I’m really fucking tired of getting snuck up on. I’m aware I’m not a ninja, but there was no lookout, no sign of people, no nothing I could see. I have no idea what answer he’s looking for, so I go with the truth. “Trying to leave the city to find my sister. I want to get to the Whitestone or Throgs Neck.”
“Yeah, so did everyone else. Not gonna happen. Now get off the tracks and go back to wherever you came from.”
I spot movement on the platform ahead. A small figure is quickly snatched back into the recessed area with a faint squeal. A family could make you less dangerous or more dangerous, but these men seem more desperate than dangerous. The bearded one looks as though he wasn’t always this thin, though he still isn’t thin. His pants are loose. His eyes hang low. The blond one sniffs and runs his unarmed hand under his nose.
“Are you living up here?” I ask.
“What did I say? Did I say let’s have a conversation, buddy? You’re lucky we don’t take your bag. And your gun. Now, go.”

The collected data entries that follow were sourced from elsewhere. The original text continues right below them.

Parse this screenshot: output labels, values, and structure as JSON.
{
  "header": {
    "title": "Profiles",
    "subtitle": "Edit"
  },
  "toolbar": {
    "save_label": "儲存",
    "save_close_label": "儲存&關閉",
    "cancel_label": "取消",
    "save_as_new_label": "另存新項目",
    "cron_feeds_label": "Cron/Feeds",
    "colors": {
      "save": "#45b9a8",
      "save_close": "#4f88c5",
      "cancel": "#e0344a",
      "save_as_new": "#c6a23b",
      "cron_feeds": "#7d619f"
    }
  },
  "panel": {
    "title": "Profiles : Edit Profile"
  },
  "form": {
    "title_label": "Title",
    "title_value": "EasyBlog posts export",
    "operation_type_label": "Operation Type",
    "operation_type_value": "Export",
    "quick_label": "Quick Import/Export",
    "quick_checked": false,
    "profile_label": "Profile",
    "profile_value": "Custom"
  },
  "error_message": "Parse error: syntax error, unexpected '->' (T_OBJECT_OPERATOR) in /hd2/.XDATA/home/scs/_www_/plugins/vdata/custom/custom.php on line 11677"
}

“I know of a Safe Zone, that’s all I was going to say. I’m leaving.” I spin my bike around and throw a leg over the frame. I have to trust they won’t shoot me in my sweaty back. The tracks were a promising idea for the few stations it lasted.
“All the Safe Zones are gone,” one says. I turn around. I don’t know who spoke, but they both look like they want that statement proven wrong.
?
??I know of another. So far, it’s safe, and they’re taking in people.”

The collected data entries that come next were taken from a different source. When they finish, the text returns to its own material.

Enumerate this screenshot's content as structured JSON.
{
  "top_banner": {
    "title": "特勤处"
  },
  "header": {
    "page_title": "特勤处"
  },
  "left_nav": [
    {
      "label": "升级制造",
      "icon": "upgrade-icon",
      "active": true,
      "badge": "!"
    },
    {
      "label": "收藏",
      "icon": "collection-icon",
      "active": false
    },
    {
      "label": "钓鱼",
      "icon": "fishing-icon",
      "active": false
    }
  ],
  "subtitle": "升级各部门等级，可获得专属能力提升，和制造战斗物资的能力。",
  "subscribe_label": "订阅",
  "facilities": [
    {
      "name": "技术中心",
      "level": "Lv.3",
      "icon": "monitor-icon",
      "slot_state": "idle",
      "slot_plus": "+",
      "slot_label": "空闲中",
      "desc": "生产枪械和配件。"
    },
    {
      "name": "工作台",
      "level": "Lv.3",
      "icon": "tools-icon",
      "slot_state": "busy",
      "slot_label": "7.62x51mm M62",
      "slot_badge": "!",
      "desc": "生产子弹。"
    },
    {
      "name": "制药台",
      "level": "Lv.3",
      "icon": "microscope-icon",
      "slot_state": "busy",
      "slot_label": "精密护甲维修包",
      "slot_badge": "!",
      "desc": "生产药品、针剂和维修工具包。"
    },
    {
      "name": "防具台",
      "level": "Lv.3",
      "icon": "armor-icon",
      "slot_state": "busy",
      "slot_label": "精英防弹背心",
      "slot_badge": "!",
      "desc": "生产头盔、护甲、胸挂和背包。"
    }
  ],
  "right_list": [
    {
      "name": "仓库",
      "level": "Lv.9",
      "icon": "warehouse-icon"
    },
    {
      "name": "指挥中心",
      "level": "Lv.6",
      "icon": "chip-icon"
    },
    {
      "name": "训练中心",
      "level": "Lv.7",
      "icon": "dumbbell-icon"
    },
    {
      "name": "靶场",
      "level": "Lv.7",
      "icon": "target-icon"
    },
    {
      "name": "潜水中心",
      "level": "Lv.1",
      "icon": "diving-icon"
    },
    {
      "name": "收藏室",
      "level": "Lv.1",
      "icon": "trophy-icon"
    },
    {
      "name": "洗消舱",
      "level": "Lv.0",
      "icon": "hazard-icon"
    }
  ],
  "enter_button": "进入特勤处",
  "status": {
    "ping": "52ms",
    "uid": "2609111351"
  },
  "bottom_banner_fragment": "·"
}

They exchange a skeptical glance, and the blond guy asks, “Where?”
“Sunset Park. The park itself. Ask for Guillermo and tell him Eric sent you. Listen, I only want to get to my sister. I didn’t know anyone was up here.”
“It’s safer than down there,” he says. “There were a few zombies up here, but we took care of them.” His gun still points, but his grip has relaxed.
I nod. I’m not sure if we’re done here, but I don’t want a gun on me any longer than necessary. “I can see that. Okay, I’m going.”
“Wait.” The bearded man hitches up his pants one-handed. “This guy—”
“Guillermo,” I say.
“Guillermo. How many people will he take in?”
“You and your families.” I look to the seemingly empty station. “There are lots of kids there already.”
He scratches at his beard and looks at his friend. The blond one gives a slight nod, and the bearded one says, “You can take the tracks if you want.”
“You’ll let me pass?”
“Yeah, we’ll let you pass, but we’ll have our guns on you.”
“Fair enough.”
I turn my bike to walk it in that direction. They follow behind. I hear a few mumbles before the blond one says, “You won’t make the bridge. We tried it.”
“When?” I keep my eyes forward, searching the platforms for a trap. The sun is hot, even nowhere near its apex, with all the clothes I wear. I want a drink of water, bad.
“First week after it blew.”
“It could be different now. The zombies move around.”
“Nope, Whitestone and Throgs Neck are gone. We heard you could maybe walk across the G.W.” By the way he says it, it’s clear he doesn’t believe it, or thinks the far-off George Washington Bridge might as well be in Chicago for all the good it does us.